The pair will present a paper at the April 2006 Infocom High-Speed Networking Conference in Barcelona.

Ladan Gharai, left, exchanges credentials with Chris Tracy of the MidAtlantic Crossroads (MAX) on the UltraGrid videoconference system. Next step, 3D.

After years of demonstrations of a highly successful technique for sending high-definition video over network connections, researchers at USC’s Information Sciences Institute are preparing to go 3D. But it won’t be easy.

Ladan Gharai of the ISI Arlington VA campus co-developed the UltraGrid videoconferencing system with Colin Perkins, who is now at the University of Glasgow.The pair will present a paper at the April 2006 Infocom High-Speed Networking Conference in Barcelona that puts forward a strategy for sending 3D visuals through a network that has enough bandwidth, but notes that daunting technical challenges have to be mastered to do so. Such challenges will face many high-bandwidth applications, they note, and 3D teleconferencing stands out as a good place to try to develop terabit network solutions with potentially much wider applications.

Enough bandwidth is lots of bandwidth, according to the paper, which is entitled “Holographic and 3D Teleconferencing and Visualization: Implications for Terabit Networked Applications.” The existing UltraGrid system converts 60-frame per second high-definition digital video into packets that can go uncompressed over networks that have a capacity of more than 1.2 gigabits per second (Gbps).

An alternative technique abbreviates the signal slightly into just a flow just under 1 Gbps for networks limited to 1 Gbps transport, or more drastically (by 50 times) when simple transmission is all that is required, as opposed to real-time back-and-forth interaction.

To go holographic, the bandwidth requirements increase dramatically, according to the paper: by at least an order of magnitude to 10 Gig/sec, and perhaps even another order of magnitude more for uncompressed signal. But specialists are already planning for terabit networks which will have these capacities.

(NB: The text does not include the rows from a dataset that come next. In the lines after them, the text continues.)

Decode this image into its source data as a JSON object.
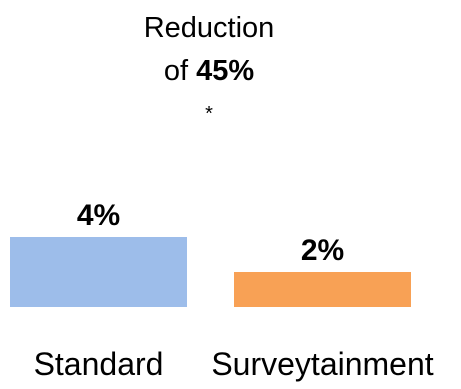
{
  "chart_data": {
    "type": "bar",
    "categories": [
      "Standard",
      "Surveytainment"
    ],
    "values": [
      4,
      2
    ],
    "value_labels": [
      "4%",
      "2%"
    ],
    "colors": [
      "#9dbdea",
      "#f8a155"
    ],
    "unit": "%",
    "annotation": {
      "line1": "Reduction",
      "line2_prefix": "of ",
      "line2_value": "45%",
      "significance": "*"
    },
    "grid": false,
    "legend": "none"
  }
}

But even if the bandwidth exists, a number of other challenges must be met, say the Ladan and Perkins.

Autosteroscopic displays demand interlacing the output of five or more cameras, interlacing the streams tightly. To do this in real time demands extremely tight synchronization of the signals. At the same time, the Terabit network will probably work by assembling parallel components and pathways.

In this environment, they say, single-stream transport of the signals will likely be impossible. But to split the signal across multiple streams, a new Internet protocol will necessary: a “multi-stream real-time transport protocol,” (MRTP) which will allow computers on the network to assemble and reintegrate the display.

Effective use of this new MRTP won’t be easy with existing programming tools. “High-dimenisional video capture, compress and network transfer are inherently parallel processes,” the authors write, “but existing programming languages and their supporting libraries provide only limited support fro concurrency.”

Accordingly, “it is clear that new programming languages and tools are needed&hellip.” These parallel programming tools, the authors say, will likely take off from some promising existing directions, notably PacLang, developed for programming network processors, specifically the Intel IXP2400 which ingeniously structures data so that each element is processed only once, even though muliple separate streams are going through separate processors.

Array processing languages, the authors say, also show promise they say. The goal: “programming languages that enforce unique ownership of data across threads of execution, provide the opportunity for automatic extraction of parallelism&hellip [and which] can be embedded in existing general purpose languages.”

These tasks won’t be easy, they say, but they are necessary: “to make effective use of future terabit networks,” these development processes must begin, say the authors.

The research was supported by the NSF.